Sherlock Holmes, while much more attracted to the spotlight than he might let on, is not one for narrative flourishes. Violent emotions and sentiment are not his strong points. He is all about the cold facts, picking up details and following them to their logical conclusion. While this make him a great detective, it makes him a poor story-teller. One just has to take a look through "The Adventure of the Lion's Mane," narrated by Holmes rather than Watson, to see how unconcerned Holmes is with injecting any enhancing flourishes that would turn it from a case to a story. For example, there is a huge chunk of dialogue because Holmes is simply recording the event verbatim, offering no inner reflections or observations, no thought process behind why he chooses his questions. To be fair, giving voice to too many of his thoughts would likely result in the mystery being solved for the reader, but that's just the point- Watson's narration allows the mystery to long remain a mystery while still having the opportunity to add his own nervous, awed, or other emotional impressions of the events to make it read like more than just a straight case file. Watson is in a sense the heart to Holmes' brain, giving Watson all the "silly" human feelings that help to color the stories. Even Holmes, who often chides Watson for the way he records their cases, cannot help but acknowledge the unfortunate lack of Watson's narrative flair.
"Ah! had he but been with me, how much he might have made of so wonderful a happening and of my eventual triumph against every difficulty! As it is, however, I must needs tell my tale in my own plain way..."
this is a very good answer and i would only add one thing to it. Simply that there would be no element of surprise if all the stories were written by holmes himself. by narrating it, it would seem less of a mystery. if you see it through holmes's point of view then either the charecter must conceal something from the reader, which is mildly annoying whilst reading it, or the narrator must share all his thoughts in which case there would be no mystery. Most detective novels are written from a third point of view such as the agatha christies.
Arthur Conan Doyle's The Hound of the Baskerville is told from Dr. Watwon's point of view. This is true for the short stories as well, though one of the Holmes stories is told in the third person; two are narrated by Holmes himself; and all the rest are narrated by John H. Watson, M.D.

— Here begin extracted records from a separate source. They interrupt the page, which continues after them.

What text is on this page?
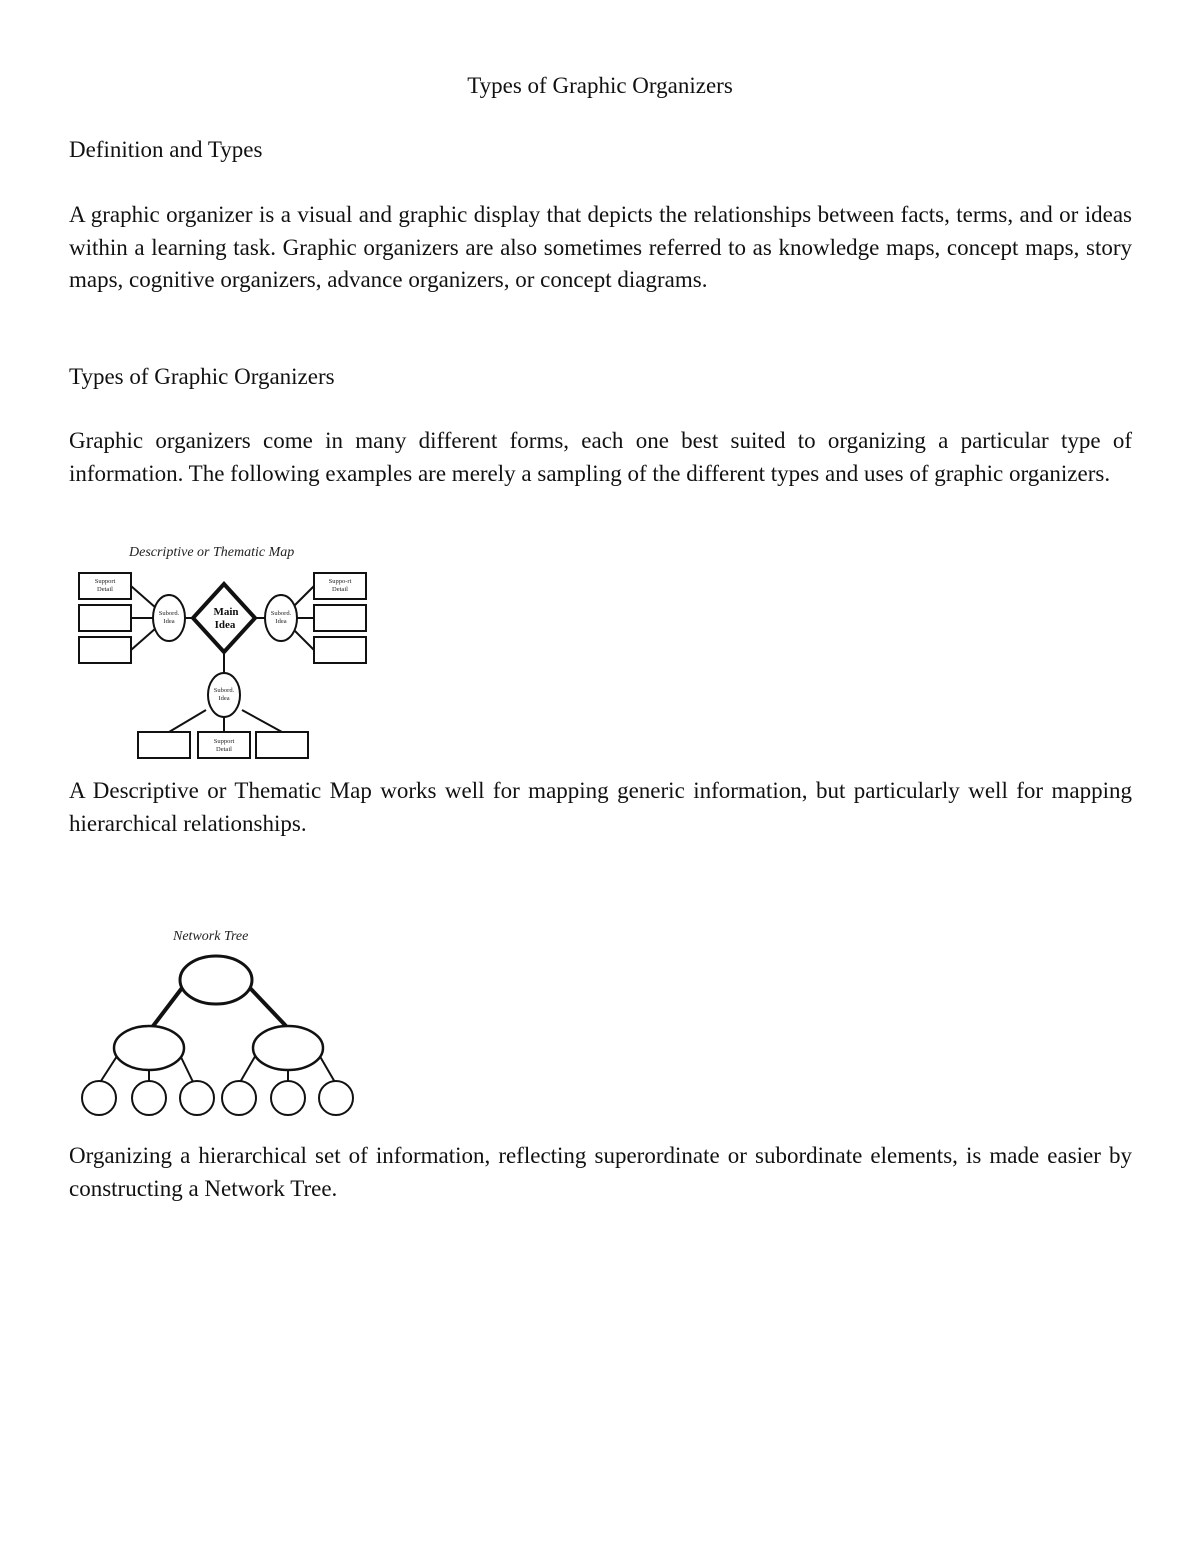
Types of Graphic Organizers
Definition and Types
A graphic organizer is a visual and graphic display that depicts the relationships between facts, terms, and or ideas within a learning task. Graphic organizers are also sometimes referred to as knowledge maps, concept maps, story maps, cognitive organizers, advance organizers, or concept diagrams.
Types of Graphic Organizers
Graphic organizers come in many different forms, each one best suited to organizing a particular type of information. The following examples are merely a sampling of the different types and uses of graphic organizers.
Descriptive or Thematic Map
Support
Detail
Subord.
Idea
Main
Idea
Subord.
Idea
Suppo-rt
Detail
Subord.
Idea
Support
Detail
A Descriptive or Thematic Map works well for mapping generic information, but particularly well for mapping hierarchical relationships.
Network Tree
Organizing a hierarchical set of information, reflecting superordinate or subordinate elements, is made easier by constructing a Network Tree.
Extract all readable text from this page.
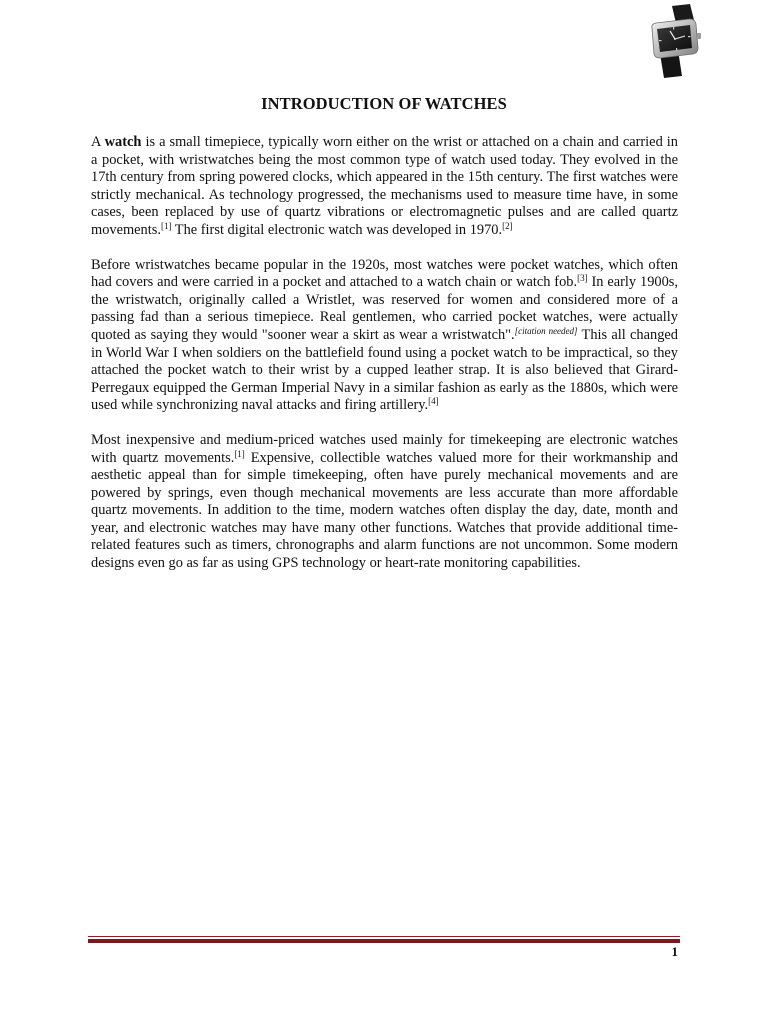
INTRODUCTION OF WATCHES

A watch is a small timepiece, typically worn either on the wrist or attached on a chain and carried in a pocket, with wristwatches being the most common type of watch used today. They evolved in the 17th century from spring powered clocks, which appeared in the 15th century. The first watches were strictly mechanical. As technology progressed, the mechanisms used to measure time have, in some cases, been replaced by use of quartz vibrations or electromagnetic pulses and are called quartz movements.[1] The first digital electronic watch was developed in 1970.[2]

Before wristwatches became popular in the 1920s, most watches were pocket watches, which often had covers and were carried in a pocket and attached to a watch chain or watch fob.[3] In early 1900s, the wristwatch, originally called a Wristlet, was reserved for women and considered more of a passing fad than a serious timepiece. Real gentlemen, who carried pocket watches, were actually quoted as saying they would "sooner wear a skirt as wear a wristwatch".[citation needed] This all changed in World War I when soldiers on the battlefield found using a pocket watch to be impractical, so they attached the pocket watch to their wrist by a cupped leather strap. It is also believed that Girard-Perregaux equipped the German Imperial Navy in a similar fashion as early as the 1880s, which were used while synchronizing naval attacks and firing artillery.[4]

Most inexpensive and medium-priced watches used mainly for timekeeping are electronic watches with quartz movements.[1] Expensive, collectible watches valued more for their workmanship and aesthetic appeal than for simple timekeeping, often have purely mechanical movements and are powered by springs, even though mechanical movements are less accurate than more affordable quartz movements. In addition to the time, modern watches often display the day, date, month and year, and electronic watches may have many other functions. Watches that provide additional time-related features such as timers, chronographs and alarm functions are not uncommon. Some modern designs even go as far as using GPS technology or heart-rate monitoring capabilities.

1
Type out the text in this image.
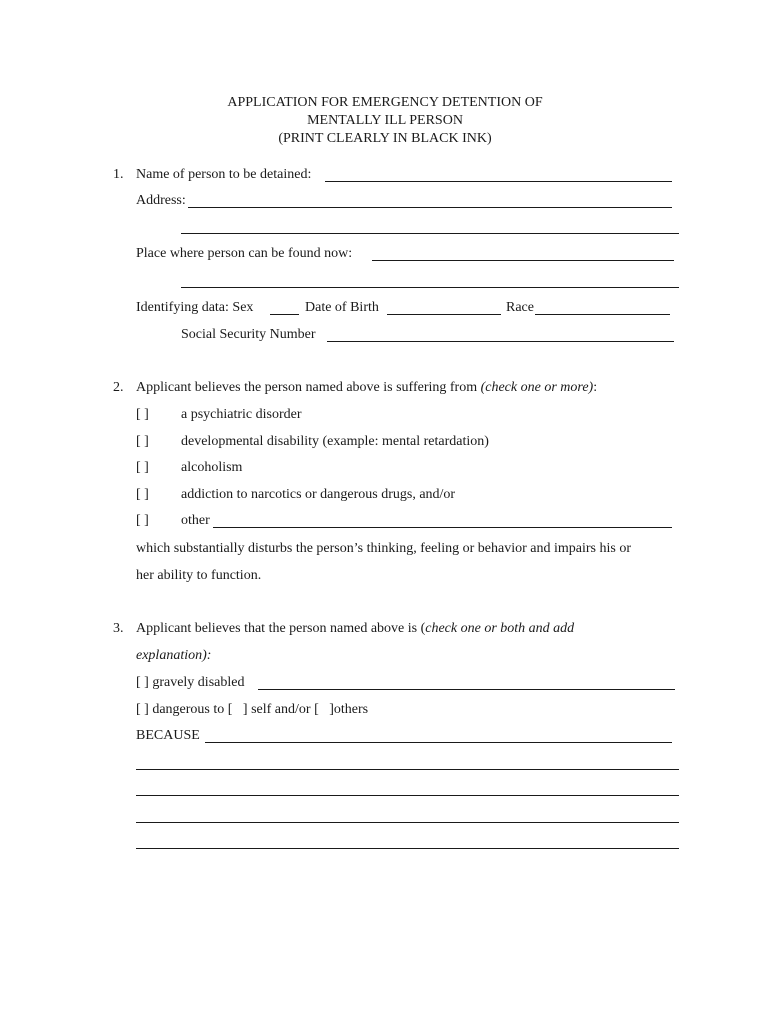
APPLICATION FOR EMERGENCY DETENTION OF
MENTALLY ILL PERSON
(PRINT CLEARLY IN BLACK INK)
1. Name of person to be detained:
Address:
Place where person can be found now:
Identifying data: Sex	Date of Birth	Race
Social Security Number
2. Applicant believes the person named above is suffering from (check one or more):
[ ] a psychiatric disorder
[ ] developmental disability (example: mental retardation)
[ ] alcoholism
[ ] addiction to narcotics or dangerous drugs, and/or
[ ] other
which substantially disturbs the person’s thinking, feeling or behavior and impairs his or
her ability to function.
3. Applicant believes that the person named above is (check one or both and add
explanation):
[ ] gravely disabled
[ ] dangerous to [ ] self and/or [ ]others
BECAUSE
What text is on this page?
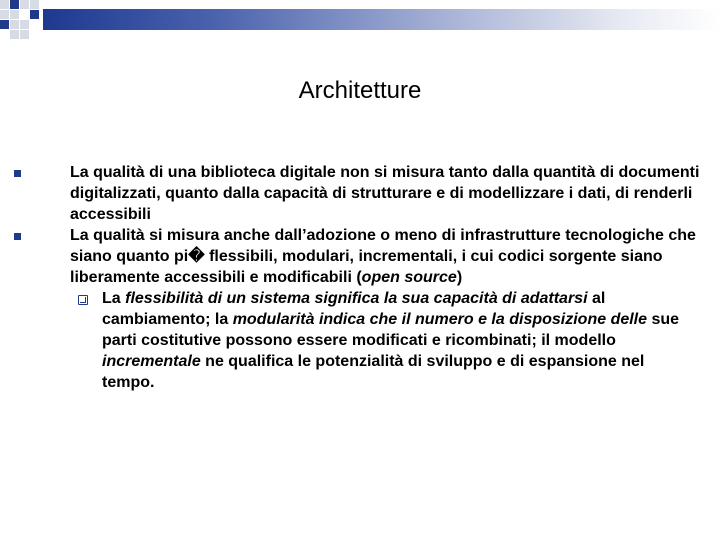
Architetture
La qualità di una biblioteca digitale non si misura tanto dalla quantità di documenti digitalizzati, quanto dalla capacità di strutturare e di modellizzare i dati, di renderli accessibili
La qualità si misura anche dall’adozione o meno di infrastrutture tecnologiche che siano quanto pi� flessibili, modulari, incrementali, i cui codici sorgente siano liberamente accessibili e modificabili (open source)
La flessibilità di un sistema significa la sua capacità di adattarsi al cambiamento; la modularità indica che il numero e la disposizione delle sue parti costitutive possono essere modificati e ricombinati; il modello incrementale ne qualifica le potenzialità di sviluppo e di espansione nel tempo.
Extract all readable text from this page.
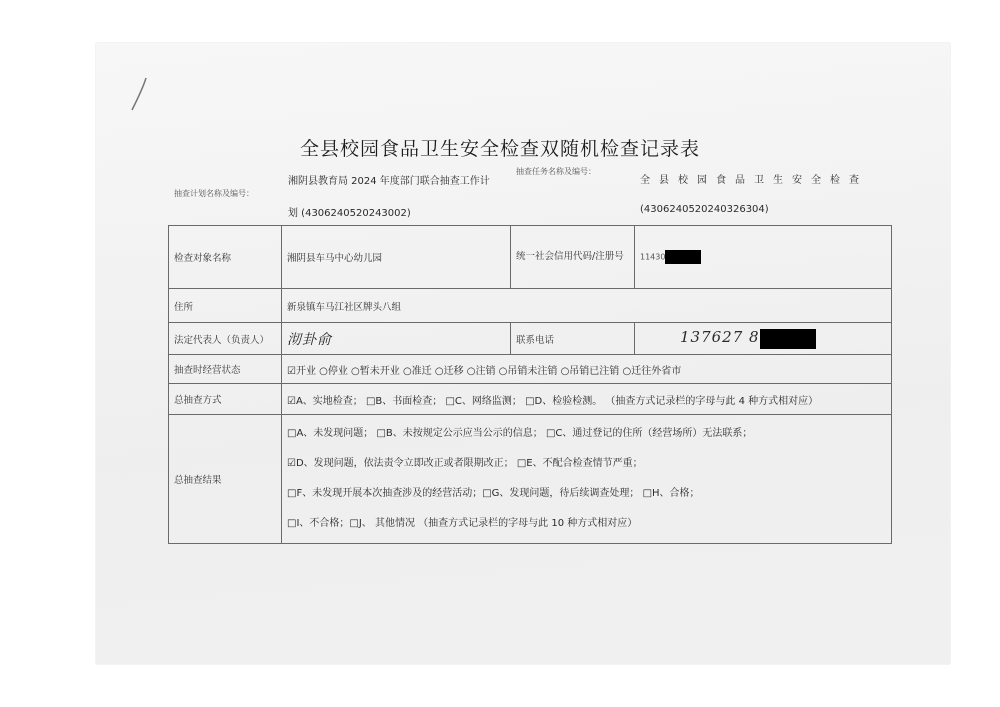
全县校园食品卫生安全检查双随机检查记录表
抽查计划名称及编号：
湘阴县教育局 2024 年度部门联合抽查工作计
划 (4306240520243002)
抽查任务名称及编号：
全县校园食品卫生安全检查
(4306240520240326304)
检查对象名称	湘阴县车马中心幼儿园	统一社会信用代码/注册号	11430
住所	新泉镇车马江社区牌头八组		
法定代表人（负责人）	沏卦俞	联系电话	137627 8
抽查时经营状态	☑开业 ○停业 ○暂未开业 ○准迁 ○迁移 ○注销 ○吊销未注销 ○吊销已注销 ○迁往外省市		
总抽查方式	☑A、实地检查； □B、书面检查； □C、网络监测； □D、检验检测。 （抽查方式记录栏的字母与此 4 种方式相对应）		
总抽查结果	□A、未发现问题； □B、未按规定公示应当公示的信息； □C、通过登记的住所（经营场所）无法联系；
☑D、发现问题，依法责令立即改正或者限期改正； □E、不配合检查情节严重；
□F、未发现开展本次抽查涉及的经营活动；□G、发现问题，待后续调查处理； □H、合格；
□I、不合格；□J、 其他情况 （抽查方式记录栏的字母与此 10 种方式相对应）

The reason that Watson narrates the stories is that Watwon is a thoroughly reliable narrator: the embodiment of common sense, decency, and domesticity. He serves as a counterbalance to the other characters and to Holmes himself. He also serves as a surrogate for the reader. The two stories narrated by Holmes are not very good, since Watson’s absence is felt and Holmes often seems to be concealing something.
To examine narration a little further, Watson’s predictability, his flatness, is part of what makes him so endearing and is perhaps crucial to his effectiveness as the narrator. Holmes has a number of eccentricities and a dark side; this dark side may interfere and cloud the many small details that are uncovered in the stories, and principally, he never really surprises us.